With your rules, I would always play -- assuming no entry fee --since since the worst I can do is collect nothing with a 50% chance and collect something with a 50% chance. If I have to pay $4$ dollars to play then there is a only a probability of $1/8$ that I do not lose money or break even.
Would you play if the entry fee were $16$ dollars?
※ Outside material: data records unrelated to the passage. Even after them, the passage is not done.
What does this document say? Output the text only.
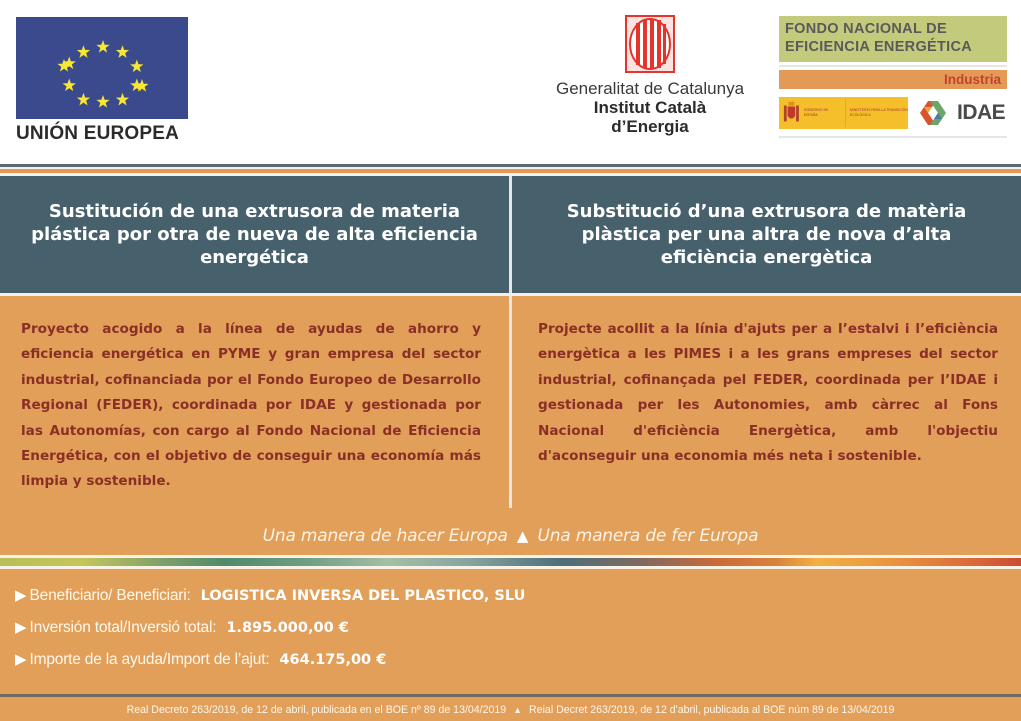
UNIÓN EUROPEA
Generalitat de Catalunya
Institut Català
d’Energia
FONDO NACIONAL DE
EFICIENCIA ENERGÉTICA
Industria
GOBIERNO DE ESPAÑA
MINISTERIO PARA LA TRANSICIÓN ECOLÓGICA	IDAE
Sustitución de una extrusora de materia plástica por otra de nueva de alta eficiencia energética
Substitució d’una extrusora de matèria plàstica per una altra de nova d’alta eficiència energètica
Proyecto acogido a la línea de ayudas de ahorro y eficiencia energética en PYME y gran empresa del sector industrial, cofinanciada por el Fondo Europeo de Desarrollo Regional (FEDER), coordinada por IDAE y gestionada por las Autonomías, con cargo al Fondo Nacional de Eficiencia Energética, con el objetivo de conseguir una economía más limpia y sostenible.
Projecte acollit a la línia d'ajuts per a l’estalvi i l’eficiència energètica a les PIMES i a les grans empreses del sector industrial, cofinançada pel FEDER, coordinada per l’IDAE i gestionada per les Autonomies, amb càrrec al Fons Nacional d'eficiència Energètica, amb l'objectiu d'aconseguir una economia més neta i sostenible.
Una manera de hacer Europa ▲ Una manera de fer Europa
▶ Beneficiario/ Beneficiari: LOGISTICA INVERSA DEL PLASTICO, SLU
▶ Inversión total/Inversió total: 1.895.000,00 €
▶ Importe de la ayuda/Import de l’ajut: 464.175,00 €
Real Decreto 263/2019, de 12 de abril, publicada en el BOE nº 89 de 13/04/2019 ▲ Reial Decret 263/2019, de 12 d'abril, publicada al BOE núm 89 de 13/04/2019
The infinite expectation is an artifact of the payoff growing as $2^n$ with associated probability decaying as $1/2^{n+1}.$ Even moderately large payoffs are extremely unlikely events. Furthermore, the expected gain of $\infty$ is meaningless if you are risk averse since, as the entry fee becomes higher, the probability of not winning money tends to $1$. There would be a limit to how much you would be willing to pay to play in spite of an infinite expectation.
What you would pay to play would then depend on your utility function which would consider the entire return distribution and probability of loss. With log utility as suggested by Bernoulli, the expected utility is finite:
$$\sum_{k=1}^\infty \frac{\log 2^k}{2^{k+1}} = \log 2 \approx 0.7$$
With such a risk averse utility function you would pay no more than a $1$ dollar entry fee.
Note also that the expected duration of the game is finite:
$$\sum_{k=1}^\infty \frac{k}{2^k} = 2.$$
On average the game lasts for $2$ throws where you win $2$ dollars. Now consider that if I ask you to pay $16$ dollars to play.